16 de fevereiro de 2023.

Mestre Freud,

Continuamos com Lacan. Na última carta, para falar dele, eu me servi de um conto japonês. Agora, vou partir dos nossos sonhos. Sabemos que ainda hoje há a crença de que o sonho antevê o futuro. Independentemente dessa e de outras crenças a respeito dele, a interpretação que você fez é inovadora e revolucionária. Ela permitiu descobrir o inconsciente. Lacan, seguindo seus passos, contribuiu no avanço dessa descoberta. Ele usou conceitos da linguística e da antropologia para defender a ideia de que o inconsciente é estruturado como linguagem. Por exemplo, seja o conceito de significante e significado. Para o primeiro, ele o identificou ao seu conceito de conteúdo manifesto; enquanto o segundo, ao conteúdo latente.

Tomemos o caso de alguém que sonha com o fogo e a mãe, e entra para a análise com esse sonho. O analista não pode se apressar e interpretar o sonho do analisante. Isso sabemos. O analisante deve fazer o primeiro movimento e o analista, como Sócrates do Banquete, interpelá-lo com perguntas ou pedidos de explicação. Se os significantes “fogo” e “mãe” estiverem ligação entre si, qual seria o significado? Uma pergunta que poderia ser levantada. O fogo é daqueles significantes sobre os quais poderiam escrever uma lista de significados; porém, isolado do sonho, ele não ajudaria muito na análise. Então, vamos supor a sua ligação com a mãe, após as interpelações do analista. Uma conclusão que poderiam chegar é que tanto o fogo como a mãe estão ali para mostrar as primeiras interdições que o analisante enfrentou para recalcar certos desejos, de modo que esse recalcamento gerou sintomas dos quais ele reclama. Estamos diante de uma parte da cadeia significante do analisante.

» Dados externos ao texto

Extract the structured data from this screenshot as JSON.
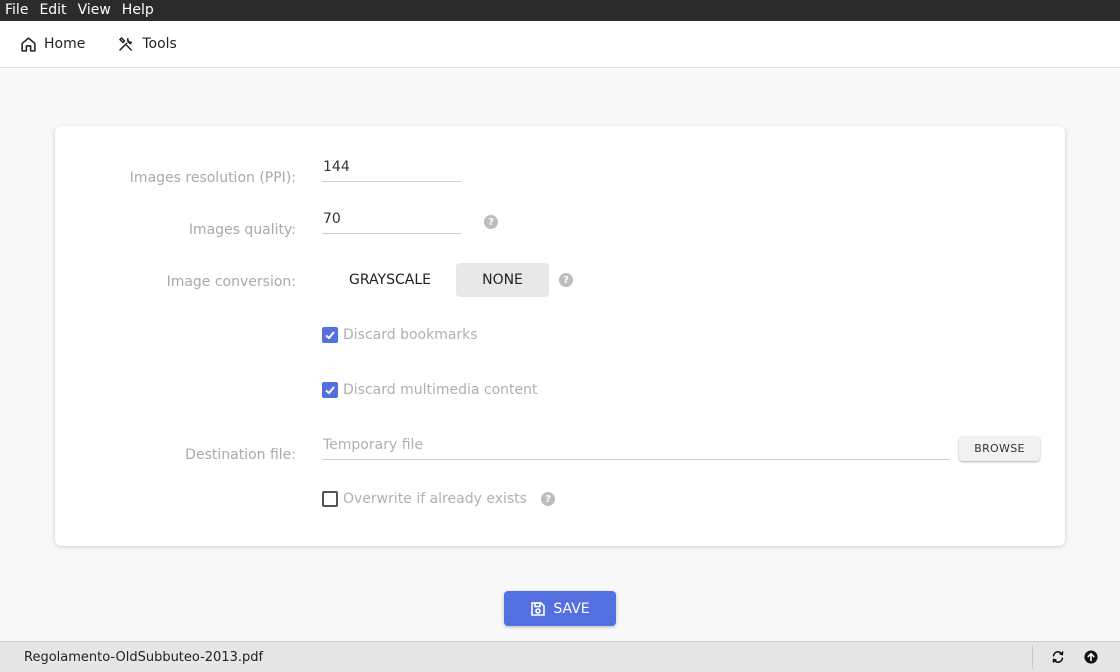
{
  "menubar": {
    "items": [
      "File",
      "Edit",
      "View",
      "Help"
    ]
  },
  "nav": {
    "home_label": "Home",
    "tools_label": "Tools"
  },
  "form": {
    "resolution_label": "Images resolution (PPI):",
    "resolution_value": "144",
    "quality_label": "Images quality:",
    "quality_value": "70",
    "conversion_label": "Image conversion:",
    "conversion_options": [
      "GRAYSCALE",
      "NONE"
    ],
    "conversion_selected": "NONE",
    "discard_bookmarks_label": "Discard bookmarks",
    "discard_bookmarks_checked": true,
    "discard_multimedia_label": "Discard multimedia content",
    "discard_multimedia_checked": true,
    "destination_label": "Destination file:",
    "destination_placeholder": "Temporary file",
    "browse_label": "BROWSE",
    "overwrite_label": "Overwrite if already exists",
    "overwrite_checked": false
  },
  "save_label": "SAVE",
  "footer": {
    "filename": "Regolamento-OldSubbuteo-2013.pdf"
  },
  "colors": {
    "accent": "#5470e0",
    "menubar": "#2b2b2b"
  },
  "icons": [
    "home-icon",
    "tools-icon",
    "help-icon",
    "save-icon",
    "refresh-icon",
    "arrow-up-circle-icon"
  ]
}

Segundo Lacan, no discurso do analista, a interpelação do analista tem como um dos objetivos fazer com que o analisante mobilize a cadeia significante. Através dessa mobilização o analisante encontrará a verdade de si que tanto busca. Verdade essa que ele acreditara que estava fora dele, na figura do analista.

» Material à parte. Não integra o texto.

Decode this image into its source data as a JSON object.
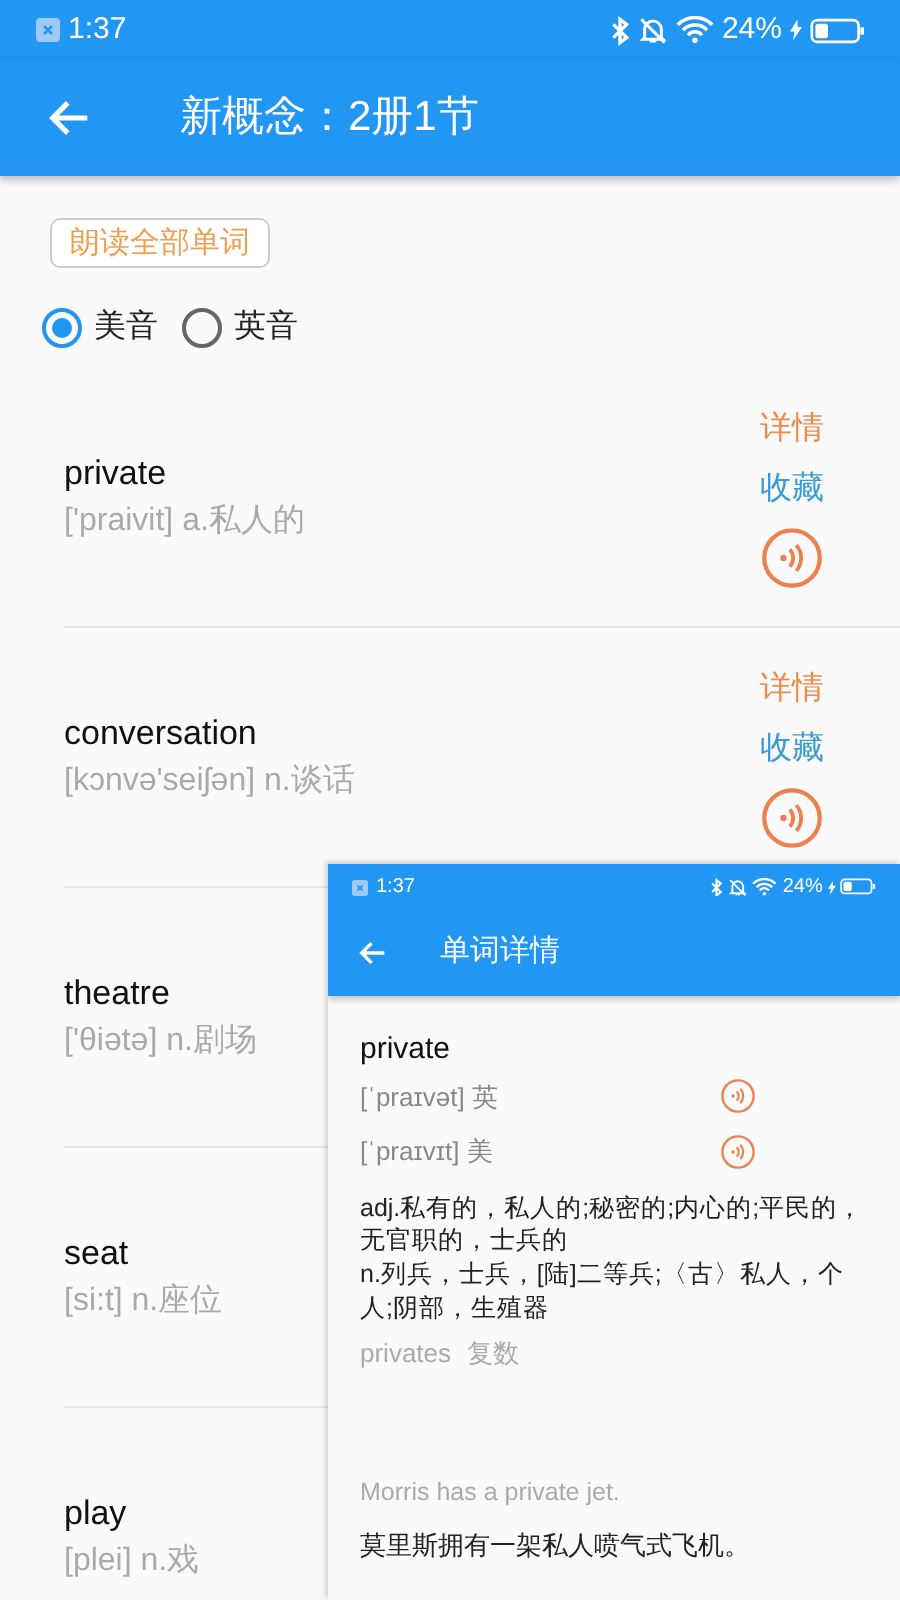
{
  "status_bar": {
    "time": "1:37",
    "battery": "24%"
  },
  "app_bar": {
    "title": "新概念：2册1节"
  },
  "read_all_button": "朗读全部单词",
  "accents": [
    {
      "label": "美音",
      "selected": true
    },
    {
      "label": "英音",
      "selected": false
    }
  ],
  "words": [
    {
      "word": "private",
      "phonetic": "['praivit] a.私人的",
      "actions": {
        "detail": "详情",
        "favorite": "收藏"
      }
    },
    {
      "word": "conversation",
      "phonetic": "[kɔnvə'seiʃən] n.谈话",
      "actions": {
        "detail": "详情",
        "favorite": "收藏"
      }
    },
    {
      "word": "theatre",
      "phonetic": "['θiətə] n.剧场"
    },
    {
      "word": "seat",
      "phonetic": "[si:t] n.座位"
    },
    {
      "word": "play",
      "phonetic": "[plei] n.戏"
    }
  ],
  "overlay": {
    "status_bar": {
      "time": "1:37",
      "battery": "24%"
    },
    "title": "单词详情",
    "word": "private",
    "pronunciations": [
      {
        "text": "[ˈpraɪvət] 英"
      },
      {
        "text": "[ˈpraɪvɪt] 美"
      }
    ],
    "definitions": [
      "adj.私有的，私人的;秘密的;内心的;平民的，无官职的，士兵的",
      "n.列兵，士兵，[陆]二等兵;〈古〉私人，个人;阴部，生殖器"
    ],
    "plural": {
      "form": "privates",
      "label": "复数"
    },
    "example": {
      "en": "Morris has a private jet.",
      "zh": "莫里斯拥有一架私人喷气式飞机。"
    }
  }
}
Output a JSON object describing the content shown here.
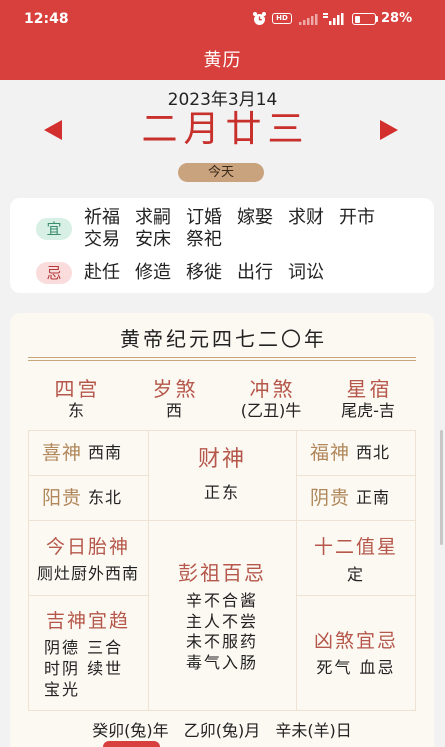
{
  "status_bar": {
    "time": "12:48",
    "hd_badge": "HD",
    "battery_text": "28%",
    "battery_level": 0.28,
    "icons": [
      "alarm-icon",
      "signal-icon",
      "signal-icon",
      "battery-icon"
    ]
  },
  "header": {
    "title": "黄历"
  },
  "date_nav": {
    "solar_date": "2023年3月14",
    "lunar_date": "二月廿三",
    "today_label": "今天",
    "prev_icon": "arrow-left-icon",
    "next_icon": "arrow-right-icon"
  },
  "yi_ji": {
    "yi": {
      "badge": "宜",
      "items": [
        "祈福",
        "求嗣",
        "订婚",
        "嫁娶",
        "求财",
        "开市",
        "交易",
        "安床",
        "祭祀"
      ]
    },
    "ji": {
      "badge": "忌",
      "items": [
        "赴任",
        "修造",
        "移徙",
        "出行",
        "词讼"
      ]
    }
  },
  "almanac": {
    "era_title": "黄帝纪元四七二〇年",
    "summary": [
      {
        "label": "四宫",
        "value": "东"
      },
      {
        "label": "岁煞",
        "value": "西"
      },
      {
        "label": "冲煞",
        "value": "(乙丑)牛"
      },
      {
        "label": "星宿",
        "value": "尾虎-吉"
      }
    ],
    "xi_shen": {
      "label": "喜神",
      "value": "西南"
    },
    "yang_gui": {
      "label": "阳贵",
      "value": "东北"
    },
    "cai_shen": {
      "label": "财神",
      "value": "正东"
    },
    "fu_shen": {
      "label": "福神",
      "value": "西北"
    },
    "yin_gui": {
      "label": "阴贵",
      "value": "正南"
    },
    "tai_shen": {
      "label": "今日胎神",
      "value": "厕灶厨外西南"
    },
    "pengzu": {
      "label": "彭祖百忌",
      "lines": [
        "辛不合酱",
        "主人不尝",
        "未不服药",
        "毒气入肠"
      ]
    },
    "zhi_xing": {
      "label": "十二值星",
      "value": "定"
    },
    "ji_shen": {
      "label": "吉神宜趋",
      "lines": [
        "阴德 三合",
        "时阴 续世",
        "宝光"
      ]
    },
    "xiong_sha": {
      "label": "凶煞宜忌",
      "lines": [
        "死气 血忌"
      ]
    },
    "ganzhi": "癸卯(兔)年 乙卯(兔)月 辛未(羊)日"
  },
  "colors": {
    "page_bg": "#f2f2f2",
    "header_red": "#d8403d",
    "lunar_red": "#c8302c",
    "arrow_red": "#d32f2f",
    "today_pill": "#c9a27e",
    "yi_badge_bg": "#d7efe4",
    "ji_badge_bg": "#fadcdc",
    "card_bg": "#fcf9f3",
    "rule": "#c8a57a",
    "grid_line": "#eee3d2",
    "label_brown": "#b5574a",
    "label_tan": "#b0875a"
  }
}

Para encerrar esta carta, devo dizer que, de acordo com Lacan, o analisante precisa entrar na análise com a crença de que o analista possui o saber inconsciente dele. Essa crença é peça chave na estrutura transferencial. Se ela estiver bem firme, podem vir torrentes de resistências ou sugestões que não vão abalar a base da transferência, sem a qual é inútil qualquer interpelação e impossibilita o desenvolvimento da análise.

Não me considero lacaniano, mas vejo em Lacan contribuições importantes para a clínica.